Marshall Plan

The Marshall Plan (officially the European Recovery Program, ERP) was the American initiative to aid Europe, in which the United States gave $17 billion (approximately $160 billion in current dollar value) in economic support to help rebuild European economies after the end of World War II. The plan was in operation for four years beginning in April 1948. The goals of the United States were to rebuild war-devastated regions, remove trade barriers, modernize industry, and make Europe prosperous again. The Marshall Plan required a lessening of interstate barriers, a dropping of many petty regulations constraining business, and encouraged increase productivity, labour union membership, and the adoption of modern business procedures.

The Marshall Plan aid was divided amongst the participant states on a roughly per capita basis. A larger amount was given to the major industrial powers, as the prevailing opinion was that their resuscitation was essential for general European revival.
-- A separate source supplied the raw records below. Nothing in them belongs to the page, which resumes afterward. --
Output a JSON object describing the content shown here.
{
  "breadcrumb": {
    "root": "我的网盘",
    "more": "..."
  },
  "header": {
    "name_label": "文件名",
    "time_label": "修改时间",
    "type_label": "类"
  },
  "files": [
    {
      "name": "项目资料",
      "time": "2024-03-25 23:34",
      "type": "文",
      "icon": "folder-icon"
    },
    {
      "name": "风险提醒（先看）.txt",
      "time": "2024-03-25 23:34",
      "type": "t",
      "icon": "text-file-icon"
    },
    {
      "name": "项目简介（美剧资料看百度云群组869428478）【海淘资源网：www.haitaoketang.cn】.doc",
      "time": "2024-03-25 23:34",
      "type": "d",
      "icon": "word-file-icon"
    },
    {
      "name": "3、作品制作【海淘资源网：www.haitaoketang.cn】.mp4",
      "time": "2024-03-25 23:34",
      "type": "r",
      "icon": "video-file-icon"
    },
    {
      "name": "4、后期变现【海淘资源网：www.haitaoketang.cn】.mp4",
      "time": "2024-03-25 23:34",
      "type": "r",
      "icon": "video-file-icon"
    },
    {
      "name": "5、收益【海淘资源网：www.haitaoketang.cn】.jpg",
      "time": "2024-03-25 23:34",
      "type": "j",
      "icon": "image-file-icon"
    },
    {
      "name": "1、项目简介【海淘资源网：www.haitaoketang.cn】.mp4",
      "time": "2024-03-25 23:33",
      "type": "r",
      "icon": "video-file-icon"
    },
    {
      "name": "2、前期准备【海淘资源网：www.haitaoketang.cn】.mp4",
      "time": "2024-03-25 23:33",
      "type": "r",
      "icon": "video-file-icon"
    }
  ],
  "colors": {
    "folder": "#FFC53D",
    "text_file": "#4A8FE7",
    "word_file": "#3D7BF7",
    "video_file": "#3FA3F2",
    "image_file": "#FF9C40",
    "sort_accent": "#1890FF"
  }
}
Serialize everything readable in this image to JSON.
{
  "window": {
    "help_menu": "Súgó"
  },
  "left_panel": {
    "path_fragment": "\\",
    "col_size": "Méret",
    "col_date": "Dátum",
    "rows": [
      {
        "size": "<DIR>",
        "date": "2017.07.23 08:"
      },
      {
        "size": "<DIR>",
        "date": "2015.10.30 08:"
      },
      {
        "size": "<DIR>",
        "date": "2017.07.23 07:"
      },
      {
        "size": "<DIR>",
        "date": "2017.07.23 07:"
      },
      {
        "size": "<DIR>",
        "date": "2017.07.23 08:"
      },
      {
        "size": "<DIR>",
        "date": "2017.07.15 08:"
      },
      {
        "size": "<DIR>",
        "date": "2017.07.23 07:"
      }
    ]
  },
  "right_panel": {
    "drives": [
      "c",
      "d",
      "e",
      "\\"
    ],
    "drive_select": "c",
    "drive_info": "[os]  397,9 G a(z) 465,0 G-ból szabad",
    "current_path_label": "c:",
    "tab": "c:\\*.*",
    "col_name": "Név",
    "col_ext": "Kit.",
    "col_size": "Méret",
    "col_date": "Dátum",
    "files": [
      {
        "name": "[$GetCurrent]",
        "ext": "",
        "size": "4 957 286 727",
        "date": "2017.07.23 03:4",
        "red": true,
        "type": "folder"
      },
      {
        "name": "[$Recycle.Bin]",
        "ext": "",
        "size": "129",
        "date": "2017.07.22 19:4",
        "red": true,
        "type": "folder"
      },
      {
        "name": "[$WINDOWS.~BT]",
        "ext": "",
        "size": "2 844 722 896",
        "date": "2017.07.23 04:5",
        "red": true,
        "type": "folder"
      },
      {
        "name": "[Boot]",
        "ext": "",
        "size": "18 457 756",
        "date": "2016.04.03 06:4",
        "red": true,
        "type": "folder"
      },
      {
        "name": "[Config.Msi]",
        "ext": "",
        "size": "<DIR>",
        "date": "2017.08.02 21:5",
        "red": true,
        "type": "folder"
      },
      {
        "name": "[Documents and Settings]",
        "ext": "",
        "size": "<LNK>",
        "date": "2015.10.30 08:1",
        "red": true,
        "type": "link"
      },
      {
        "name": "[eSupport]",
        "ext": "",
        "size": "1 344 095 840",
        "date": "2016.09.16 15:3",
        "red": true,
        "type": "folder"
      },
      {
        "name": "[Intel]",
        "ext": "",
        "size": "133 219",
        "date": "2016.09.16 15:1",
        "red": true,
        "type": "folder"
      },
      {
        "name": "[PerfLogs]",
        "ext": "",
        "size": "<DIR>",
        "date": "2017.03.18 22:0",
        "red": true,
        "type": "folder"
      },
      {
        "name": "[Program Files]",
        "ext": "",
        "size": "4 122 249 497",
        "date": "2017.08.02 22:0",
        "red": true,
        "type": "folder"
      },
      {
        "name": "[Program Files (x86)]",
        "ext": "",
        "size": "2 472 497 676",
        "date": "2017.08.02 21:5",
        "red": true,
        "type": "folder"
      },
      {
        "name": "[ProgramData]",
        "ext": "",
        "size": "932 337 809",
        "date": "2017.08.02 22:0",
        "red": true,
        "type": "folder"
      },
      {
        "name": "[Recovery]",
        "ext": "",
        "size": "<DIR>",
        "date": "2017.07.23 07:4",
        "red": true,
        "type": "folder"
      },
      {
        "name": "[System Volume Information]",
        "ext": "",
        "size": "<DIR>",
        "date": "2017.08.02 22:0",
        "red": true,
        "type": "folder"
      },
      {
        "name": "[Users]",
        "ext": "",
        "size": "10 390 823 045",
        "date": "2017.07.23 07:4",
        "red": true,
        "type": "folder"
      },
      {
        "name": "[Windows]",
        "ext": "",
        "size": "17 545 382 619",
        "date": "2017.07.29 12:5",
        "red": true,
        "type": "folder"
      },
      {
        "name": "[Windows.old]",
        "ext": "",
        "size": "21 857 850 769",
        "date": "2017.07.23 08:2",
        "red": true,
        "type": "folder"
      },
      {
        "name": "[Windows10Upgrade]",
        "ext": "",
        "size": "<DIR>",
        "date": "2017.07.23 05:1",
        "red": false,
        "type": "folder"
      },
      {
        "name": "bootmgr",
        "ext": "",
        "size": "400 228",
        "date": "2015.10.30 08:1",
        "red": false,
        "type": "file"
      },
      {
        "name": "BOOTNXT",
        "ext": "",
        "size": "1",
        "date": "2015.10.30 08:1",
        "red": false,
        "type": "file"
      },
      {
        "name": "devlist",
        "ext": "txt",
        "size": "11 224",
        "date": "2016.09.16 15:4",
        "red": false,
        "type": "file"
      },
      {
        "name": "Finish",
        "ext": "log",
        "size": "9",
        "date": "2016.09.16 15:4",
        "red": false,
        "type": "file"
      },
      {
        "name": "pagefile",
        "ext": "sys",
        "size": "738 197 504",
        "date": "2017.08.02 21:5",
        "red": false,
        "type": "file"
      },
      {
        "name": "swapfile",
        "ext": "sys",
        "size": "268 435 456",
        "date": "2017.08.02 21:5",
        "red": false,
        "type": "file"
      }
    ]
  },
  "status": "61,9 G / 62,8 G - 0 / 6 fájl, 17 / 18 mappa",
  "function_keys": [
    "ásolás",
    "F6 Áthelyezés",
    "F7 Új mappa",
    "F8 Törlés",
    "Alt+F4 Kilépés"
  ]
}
Somewhat more aid per capita was also directed towards the Allied nations, with less for those that had been part of the Axis or remained neutral. The largest recipient of Marshall Plan money was the United Kingdom (receiving about 26% of the total), followed by France (18%) and West Germany (11%). Some 18 European countries received Plan benefits. Although offered participation, the Soviet Union refused Plan benefits, and also blocked benefits to Eastern Bloc countries.

The initiative is named after Secretary of State George Marshall. The plan had bipartisan support in Washington, where the Republicans controlled Congress and the Democrats controlled the White House with Harry S. Truman as president. The Plan was largely the creation of State Department officials, especially William L. Clayton and George F. Kennan, with help from Brookings Institution, as requested by Senator Arthur H. Vandenberg, chairman of the Senate Foreign Relations Committee. Marshall spoke of an urgent need to help the European recovery in his address at Harvard University in June 1947.

The phrase "equivalent of the Marshall Plan" is often used to describe a proposed large-scale rescue program.